“Excellent company. Why?”
“Oh, nothing; only I thought you were neglecting another friend.”
“Why, Mona doesn’t care for me, and Avis does, or, at least, I think she does.”
“Do you mean by this,” inquired the doctor, “that you have transferred to Avis the personal interest you had in Mona?”
“Have you anything to say in disparagement of Avis?” I asked.
“Certainly not. I have a high respect for her. But there is one other plain question I would like to ask you, in view of your rather erratic behavior.”
“Well, what is it? I’m dying to know.”
“It is this. What are you going to do with Margaret?”
“Margaret? Oh, yes, I forgot about Margaret. That is something else I have got to think over.”

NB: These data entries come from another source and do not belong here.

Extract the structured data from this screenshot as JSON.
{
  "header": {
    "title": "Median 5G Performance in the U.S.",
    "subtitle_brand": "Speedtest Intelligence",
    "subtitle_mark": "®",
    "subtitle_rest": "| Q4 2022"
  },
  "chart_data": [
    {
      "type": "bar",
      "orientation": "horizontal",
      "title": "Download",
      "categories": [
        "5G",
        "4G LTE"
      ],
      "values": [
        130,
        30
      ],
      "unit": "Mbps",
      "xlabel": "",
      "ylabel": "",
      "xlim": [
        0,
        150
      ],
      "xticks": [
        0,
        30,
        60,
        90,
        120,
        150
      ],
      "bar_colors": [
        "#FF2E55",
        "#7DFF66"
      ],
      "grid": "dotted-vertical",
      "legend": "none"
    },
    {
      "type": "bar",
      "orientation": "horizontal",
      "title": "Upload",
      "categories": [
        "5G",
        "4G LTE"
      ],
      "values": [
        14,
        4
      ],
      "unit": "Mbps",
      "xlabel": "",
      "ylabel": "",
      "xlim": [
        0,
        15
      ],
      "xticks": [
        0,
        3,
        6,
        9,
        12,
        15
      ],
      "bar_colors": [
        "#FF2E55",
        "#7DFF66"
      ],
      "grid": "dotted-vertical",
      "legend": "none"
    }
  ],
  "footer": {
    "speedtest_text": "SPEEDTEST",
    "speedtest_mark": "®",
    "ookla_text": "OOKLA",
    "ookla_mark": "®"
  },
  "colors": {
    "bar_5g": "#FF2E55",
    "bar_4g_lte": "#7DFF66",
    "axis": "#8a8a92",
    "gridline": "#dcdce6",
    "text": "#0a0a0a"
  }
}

That night, as I was falling asleep, the same sweet, familiar music came to me from a distant part of the house. Half-thinking and half-dreaming, I let my mind drift where it would. The sensation received through my ears was so delicious and so satisfying that I wondered why I could not rest in it entirely and not think of the singer; but that was impossible. The notes penetrated from my brain down to the region of my heart. I thought of Margaret, but Margaret could not sing like that. Mona could not, now; no one but Avis. Oh, how I loved her for it! I remembered how nice Margaret was, and how much I had once thought of her; but as for loving her now, with this music of Mars in my ears, why, I simply couldn’t try to do it. At last Margaret, Mona, Avis, all became jumbled up in my chaotic mind, and I thought they were one superb woman, and I loved her. The conceit was worthy the colossal selfishness of a dreamer. The essence of three worlds was mine. The earth, the moon, and Mars had all given me their best. And she could sing. The thought was soothing. I was asleep.